Remove first portion of string

I have a script which currently uses a file containing a list of directories as an argument. The file is read in to an array, and then the array is iterated in a for loop.
What I would like to do is cut off the first few directories of the directory path (they won't exist on the server where the items are being copied).

Here is an example:
On local server:
/usr/local/logs/serverlogdir

On remote server:
/logs/serverlogdir <- note that the /usr/local is removed

Is there any easy way to do this?

See if this works for you:

echo /usr/local/logs/serverlogdir | sed 's#.*\(/.*/\)#\1#'

Haha, you know, immediately after posting it I remembered that sed exists. Its been a many-cup-of-coffee type of morning. Thanks for answering!

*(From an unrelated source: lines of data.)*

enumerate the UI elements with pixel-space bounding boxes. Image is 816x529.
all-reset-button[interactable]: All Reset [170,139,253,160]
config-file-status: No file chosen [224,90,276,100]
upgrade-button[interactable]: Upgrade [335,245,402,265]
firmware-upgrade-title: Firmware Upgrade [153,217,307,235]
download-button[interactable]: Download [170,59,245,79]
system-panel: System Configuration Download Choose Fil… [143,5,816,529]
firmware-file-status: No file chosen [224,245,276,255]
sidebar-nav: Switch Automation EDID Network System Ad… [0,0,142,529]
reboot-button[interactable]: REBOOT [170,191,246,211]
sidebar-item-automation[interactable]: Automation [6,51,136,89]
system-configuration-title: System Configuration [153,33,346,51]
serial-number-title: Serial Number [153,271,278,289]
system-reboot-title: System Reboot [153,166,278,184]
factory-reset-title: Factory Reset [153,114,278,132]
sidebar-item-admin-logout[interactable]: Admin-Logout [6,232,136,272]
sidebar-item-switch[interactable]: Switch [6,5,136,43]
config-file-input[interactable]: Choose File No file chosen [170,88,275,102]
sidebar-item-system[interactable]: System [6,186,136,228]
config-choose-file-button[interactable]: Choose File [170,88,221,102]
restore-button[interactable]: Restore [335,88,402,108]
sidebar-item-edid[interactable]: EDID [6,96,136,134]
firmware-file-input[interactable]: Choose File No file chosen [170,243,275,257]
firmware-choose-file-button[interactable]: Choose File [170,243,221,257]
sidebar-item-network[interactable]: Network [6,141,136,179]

I know it'll work

Or if your array is called A, you could try this:

for i in "${A[@]#/usr/local}"
do
  echo "$i"
done

 
echo "/usr/local/logs/serverlogdir" | sed 's!.*\/local!!'
echo "/usr/local/logs/serverlogdir" | awk -F"/" '{ $1=$2=$3=""; }1' OFS="/"

Althoguh awk produces excess "/" infront of the output , it should not cause any issue to functionality.

Here is another way to do this in ksh:

var="/usr/local/logs/serverlogdir"; echo ${var#/*[a-z]/*[a-z]/}